Laminitis - a crippling deadly disease for horses, ponies and donkeys
It is the diagnosis horse owners dread – your horse has laminitis. Prevention is the best way to approach this disease as there is no true cure. There are, however, better treatments now than every before. Laminitis’s painful swelling can still be a death sentence. ~ HfH
From: Animed Veterinary Hospital, Shedfield UK
Laminitis is one of the most serious, crippling diseases of horses, ponies and donkeys. Severe and recurring cases of laminitis can reduce a horse’s usefulness or result in the horse being destroyed to prevent further suffering. Treatment can require a lot of time and money (whether successful or not) and requires a good deal of energy from the carer for an extended period of time.
Recent research has shown a strong association between the high insulin levels seen in most ponies with Cushing’s Disease (Pituitary Pars Intermedia Disease (PPID)) and Equine Metabolic Syndrome (EMS) and susceptibility to laminitis; indeed it is now thought that the majority of laminitis cases are PPID or EMS individuals. There is an extremely effective treatment now available for PPID. Please contact for details.
What is Lamnitis?
Laminitis is a painful inflammatory condition of the tissues (laminae) that bond the hoof wall to the pedal (coffin) bone in the horses hoof. It can affect any horse, of any age or sex, at any time of the year. Although it is traditionally considered a disease of fat ponies, laminitis can be triggered by a variety of metabolic or physical causes in any horse as discussed in ‘Causes of laminitis’.
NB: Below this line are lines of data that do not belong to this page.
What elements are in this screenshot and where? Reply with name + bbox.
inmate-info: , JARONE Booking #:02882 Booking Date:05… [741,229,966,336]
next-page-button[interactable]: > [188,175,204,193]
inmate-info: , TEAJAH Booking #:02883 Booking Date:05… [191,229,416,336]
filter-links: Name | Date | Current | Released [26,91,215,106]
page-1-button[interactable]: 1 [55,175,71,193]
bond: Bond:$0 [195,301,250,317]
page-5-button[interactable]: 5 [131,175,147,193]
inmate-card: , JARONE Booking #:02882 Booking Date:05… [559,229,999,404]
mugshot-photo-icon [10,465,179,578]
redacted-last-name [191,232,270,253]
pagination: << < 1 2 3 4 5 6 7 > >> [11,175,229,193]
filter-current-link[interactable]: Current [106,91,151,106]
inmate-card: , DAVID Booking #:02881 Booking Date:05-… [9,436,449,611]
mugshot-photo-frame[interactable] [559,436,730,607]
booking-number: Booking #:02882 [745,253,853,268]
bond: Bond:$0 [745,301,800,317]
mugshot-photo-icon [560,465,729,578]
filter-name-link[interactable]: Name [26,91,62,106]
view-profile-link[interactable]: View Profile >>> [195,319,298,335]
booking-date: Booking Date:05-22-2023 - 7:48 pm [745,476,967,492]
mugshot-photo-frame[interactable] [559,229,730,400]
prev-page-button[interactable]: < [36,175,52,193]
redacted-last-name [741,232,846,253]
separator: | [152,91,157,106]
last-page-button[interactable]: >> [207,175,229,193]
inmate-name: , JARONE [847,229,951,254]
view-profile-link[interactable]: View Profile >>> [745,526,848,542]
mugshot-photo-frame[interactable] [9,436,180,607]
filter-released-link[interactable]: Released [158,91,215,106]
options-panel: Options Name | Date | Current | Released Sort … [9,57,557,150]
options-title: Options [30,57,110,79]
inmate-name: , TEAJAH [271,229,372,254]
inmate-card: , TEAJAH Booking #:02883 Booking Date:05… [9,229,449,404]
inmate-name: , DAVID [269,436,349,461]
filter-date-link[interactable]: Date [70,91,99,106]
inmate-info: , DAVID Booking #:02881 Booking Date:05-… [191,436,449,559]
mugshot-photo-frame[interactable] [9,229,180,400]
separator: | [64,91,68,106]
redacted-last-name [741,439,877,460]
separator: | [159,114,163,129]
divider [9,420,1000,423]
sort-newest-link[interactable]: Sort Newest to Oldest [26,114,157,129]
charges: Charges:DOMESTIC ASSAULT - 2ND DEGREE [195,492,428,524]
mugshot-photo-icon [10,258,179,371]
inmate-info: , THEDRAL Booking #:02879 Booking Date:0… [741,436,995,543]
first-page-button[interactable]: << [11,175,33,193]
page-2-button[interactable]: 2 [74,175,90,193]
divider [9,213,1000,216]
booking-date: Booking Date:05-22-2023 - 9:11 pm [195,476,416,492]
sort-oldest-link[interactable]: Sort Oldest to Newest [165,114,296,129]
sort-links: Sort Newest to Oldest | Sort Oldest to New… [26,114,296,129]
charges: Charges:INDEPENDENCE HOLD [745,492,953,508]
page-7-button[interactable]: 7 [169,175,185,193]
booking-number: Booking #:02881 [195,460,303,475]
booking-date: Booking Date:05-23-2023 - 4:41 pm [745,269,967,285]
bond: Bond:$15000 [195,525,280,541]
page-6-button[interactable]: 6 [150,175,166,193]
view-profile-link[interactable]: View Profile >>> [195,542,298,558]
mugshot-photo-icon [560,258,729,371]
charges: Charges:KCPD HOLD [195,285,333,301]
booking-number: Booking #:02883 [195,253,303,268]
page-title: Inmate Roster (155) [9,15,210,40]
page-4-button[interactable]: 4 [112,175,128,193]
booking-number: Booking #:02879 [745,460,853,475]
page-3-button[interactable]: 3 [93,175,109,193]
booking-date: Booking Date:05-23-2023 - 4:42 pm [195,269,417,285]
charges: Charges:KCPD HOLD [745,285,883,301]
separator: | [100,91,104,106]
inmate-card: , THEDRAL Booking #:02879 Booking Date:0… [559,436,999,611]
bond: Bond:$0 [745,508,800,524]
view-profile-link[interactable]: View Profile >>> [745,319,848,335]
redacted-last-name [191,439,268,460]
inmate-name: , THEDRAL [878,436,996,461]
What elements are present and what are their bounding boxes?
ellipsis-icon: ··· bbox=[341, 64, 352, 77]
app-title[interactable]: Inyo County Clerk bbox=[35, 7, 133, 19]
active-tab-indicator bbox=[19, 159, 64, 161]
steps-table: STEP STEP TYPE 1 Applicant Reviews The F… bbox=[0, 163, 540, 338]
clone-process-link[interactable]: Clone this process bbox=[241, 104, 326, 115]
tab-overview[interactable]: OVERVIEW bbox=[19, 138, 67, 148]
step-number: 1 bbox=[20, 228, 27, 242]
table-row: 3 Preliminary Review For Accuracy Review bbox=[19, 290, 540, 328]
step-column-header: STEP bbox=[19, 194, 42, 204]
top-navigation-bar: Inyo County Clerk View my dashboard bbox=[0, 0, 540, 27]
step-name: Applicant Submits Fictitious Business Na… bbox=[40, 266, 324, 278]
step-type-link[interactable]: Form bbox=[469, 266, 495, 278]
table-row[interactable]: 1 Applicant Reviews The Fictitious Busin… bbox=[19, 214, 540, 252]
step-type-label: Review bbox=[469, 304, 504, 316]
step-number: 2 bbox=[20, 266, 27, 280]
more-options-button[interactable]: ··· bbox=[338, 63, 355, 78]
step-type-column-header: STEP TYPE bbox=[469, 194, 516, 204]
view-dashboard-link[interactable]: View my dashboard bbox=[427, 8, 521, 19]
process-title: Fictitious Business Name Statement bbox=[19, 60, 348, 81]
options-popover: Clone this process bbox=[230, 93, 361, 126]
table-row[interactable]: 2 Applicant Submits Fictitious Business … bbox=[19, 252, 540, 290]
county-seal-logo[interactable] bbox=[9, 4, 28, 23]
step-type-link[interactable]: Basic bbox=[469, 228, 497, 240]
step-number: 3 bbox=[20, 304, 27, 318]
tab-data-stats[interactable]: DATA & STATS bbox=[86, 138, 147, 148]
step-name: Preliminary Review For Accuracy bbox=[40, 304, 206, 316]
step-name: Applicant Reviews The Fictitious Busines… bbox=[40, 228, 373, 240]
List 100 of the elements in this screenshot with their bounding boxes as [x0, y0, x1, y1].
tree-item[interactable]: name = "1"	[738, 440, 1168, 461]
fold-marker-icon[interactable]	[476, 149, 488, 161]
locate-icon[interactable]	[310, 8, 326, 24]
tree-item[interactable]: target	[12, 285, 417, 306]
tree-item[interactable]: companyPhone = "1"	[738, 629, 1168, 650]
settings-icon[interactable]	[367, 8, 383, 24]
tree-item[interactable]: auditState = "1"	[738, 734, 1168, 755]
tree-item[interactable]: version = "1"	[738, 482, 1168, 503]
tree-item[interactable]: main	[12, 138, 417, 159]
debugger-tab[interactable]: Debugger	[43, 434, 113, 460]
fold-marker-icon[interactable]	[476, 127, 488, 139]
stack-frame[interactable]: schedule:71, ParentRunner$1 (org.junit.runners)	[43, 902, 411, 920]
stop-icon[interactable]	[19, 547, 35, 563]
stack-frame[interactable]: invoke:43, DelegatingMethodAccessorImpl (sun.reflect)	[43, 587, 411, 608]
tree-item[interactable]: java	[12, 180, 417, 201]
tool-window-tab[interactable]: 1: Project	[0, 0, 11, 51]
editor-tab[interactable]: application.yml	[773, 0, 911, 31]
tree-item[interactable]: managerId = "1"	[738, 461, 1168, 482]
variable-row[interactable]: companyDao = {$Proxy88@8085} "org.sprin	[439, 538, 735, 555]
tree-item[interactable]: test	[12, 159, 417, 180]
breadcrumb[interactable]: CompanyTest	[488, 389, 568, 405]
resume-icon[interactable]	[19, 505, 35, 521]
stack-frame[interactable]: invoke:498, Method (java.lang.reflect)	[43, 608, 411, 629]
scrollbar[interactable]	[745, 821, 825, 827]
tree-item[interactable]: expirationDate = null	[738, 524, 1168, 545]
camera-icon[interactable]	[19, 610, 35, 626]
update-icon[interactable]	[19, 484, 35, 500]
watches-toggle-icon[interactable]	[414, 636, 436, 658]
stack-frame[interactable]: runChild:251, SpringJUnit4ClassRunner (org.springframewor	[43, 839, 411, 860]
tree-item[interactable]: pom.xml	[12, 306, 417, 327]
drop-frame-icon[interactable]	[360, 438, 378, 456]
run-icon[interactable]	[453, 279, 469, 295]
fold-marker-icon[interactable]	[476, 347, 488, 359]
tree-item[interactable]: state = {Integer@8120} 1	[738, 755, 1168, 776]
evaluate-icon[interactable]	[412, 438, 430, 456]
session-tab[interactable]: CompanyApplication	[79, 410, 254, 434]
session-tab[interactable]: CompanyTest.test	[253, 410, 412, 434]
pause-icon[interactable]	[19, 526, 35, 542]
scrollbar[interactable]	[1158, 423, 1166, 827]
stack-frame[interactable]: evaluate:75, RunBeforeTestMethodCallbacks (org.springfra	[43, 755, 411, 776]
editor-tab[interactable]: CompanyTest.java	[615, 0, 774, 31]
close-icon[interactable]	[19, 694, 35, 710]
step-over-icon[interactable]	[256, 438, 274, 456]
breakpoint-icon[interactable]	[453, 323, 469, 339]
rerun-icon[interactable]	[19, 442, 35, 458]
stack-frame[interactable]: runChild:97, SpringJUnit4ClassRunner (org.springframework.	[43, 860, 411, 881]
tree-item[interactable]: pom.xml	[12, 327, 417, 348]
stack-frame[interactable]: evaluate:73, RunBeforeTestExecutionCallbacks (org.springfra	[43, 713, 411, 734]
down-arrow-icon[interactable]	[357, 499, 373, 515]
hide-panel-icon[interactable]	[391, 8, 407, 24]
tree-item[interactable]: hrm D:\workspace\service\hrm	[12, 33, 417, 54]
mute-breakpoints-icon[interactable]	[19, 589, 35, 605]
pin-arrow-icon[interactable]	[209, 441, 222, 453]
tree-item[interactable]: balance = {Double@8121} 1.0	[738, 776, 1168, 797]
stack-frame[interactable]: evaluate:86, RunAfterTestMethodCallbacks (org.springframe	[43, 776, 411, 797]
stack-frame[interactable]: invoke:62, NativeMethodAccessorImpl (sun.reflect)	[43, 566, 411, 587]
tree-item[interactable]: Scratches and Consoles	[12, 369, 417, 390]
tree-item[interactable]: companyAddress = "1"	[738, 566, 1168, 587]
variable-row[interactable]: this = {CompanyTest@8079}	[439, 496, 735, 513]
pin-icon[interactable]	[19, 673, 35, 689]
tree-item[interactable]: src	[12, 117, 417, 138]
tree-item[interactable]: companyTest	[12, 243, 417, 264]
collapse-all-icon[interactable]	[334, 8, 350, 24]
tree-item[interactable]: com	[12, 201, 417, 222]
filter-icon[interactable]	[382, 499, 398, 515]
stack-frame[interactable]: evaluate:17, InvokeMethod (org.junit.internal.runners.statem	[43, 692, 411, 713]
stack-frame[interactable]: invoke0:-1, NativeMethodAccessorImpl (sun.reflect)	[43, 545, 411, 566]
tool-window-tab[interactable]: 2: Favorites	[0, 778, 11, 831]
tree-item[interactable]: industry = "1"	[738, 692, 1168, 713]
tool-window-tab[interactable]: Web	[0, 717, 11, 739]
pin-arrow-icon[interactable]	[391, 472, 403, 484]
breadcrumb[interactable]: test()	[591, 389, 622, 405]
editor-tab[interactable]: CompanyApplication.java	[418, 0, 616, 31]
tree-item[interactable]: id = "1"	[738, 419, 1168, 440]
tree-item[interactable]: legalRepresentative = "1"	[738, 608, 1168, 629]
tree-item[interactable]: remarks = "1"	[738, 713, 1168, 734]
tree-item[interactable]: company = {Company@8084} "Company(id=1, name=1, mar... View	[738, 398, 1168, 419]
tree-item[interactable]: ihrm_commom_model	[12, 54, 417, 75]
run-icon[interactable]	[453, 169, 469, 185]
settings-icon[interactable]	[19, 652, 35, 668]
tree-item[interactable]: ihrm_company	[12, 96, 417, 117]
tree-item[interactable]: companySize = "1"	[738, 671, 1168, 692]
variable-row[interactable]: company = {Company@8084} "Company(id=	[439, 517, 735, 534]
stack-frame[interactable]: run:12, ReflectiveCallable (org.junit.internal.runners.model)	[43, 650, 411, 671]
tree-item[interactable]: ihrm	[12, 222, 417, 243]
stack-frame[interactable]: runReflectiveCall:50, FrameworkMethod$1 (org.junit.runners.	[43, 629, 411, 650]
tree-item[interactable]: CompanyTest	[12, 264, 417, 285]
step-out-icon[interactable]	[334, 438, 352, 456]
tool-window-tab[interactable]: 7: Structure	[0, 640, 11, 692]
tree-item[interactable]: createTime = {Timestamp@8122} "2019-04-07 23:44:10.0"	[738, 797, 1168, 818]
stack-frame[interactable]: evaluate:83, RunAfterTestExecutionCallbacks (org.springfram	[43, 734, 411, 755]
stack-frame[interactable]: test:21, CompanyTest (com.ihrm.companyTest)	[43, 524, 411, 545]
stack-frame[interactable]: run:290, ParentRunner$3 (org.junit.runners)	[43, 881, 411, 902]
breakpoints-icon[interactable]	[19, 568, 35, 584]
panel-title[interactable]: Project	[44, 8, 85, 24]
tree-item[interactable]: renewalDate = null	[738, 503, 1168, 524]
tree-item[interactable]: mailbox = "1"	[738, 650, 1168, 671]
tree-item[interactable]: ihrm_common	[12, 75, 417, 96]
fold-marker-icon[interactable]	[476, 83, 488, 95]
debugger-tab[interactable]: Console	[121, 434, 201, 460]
Laminitis is caused by weakening of the supporting lamina within the hoof, leading to painful tearing of the support structure suspending the pedal bone within the hoof. If laminitis is not treated promptly, the pedal bone drops (these cases are described as “sinkers”) or the pedal bone can rotate downwards.
Laminitis and Founder are not the same. Laminitis can, but does not always result in Founder. The word Founder describes the sinking of the horse’s foot. The sinking occurs when the laminar bond fails.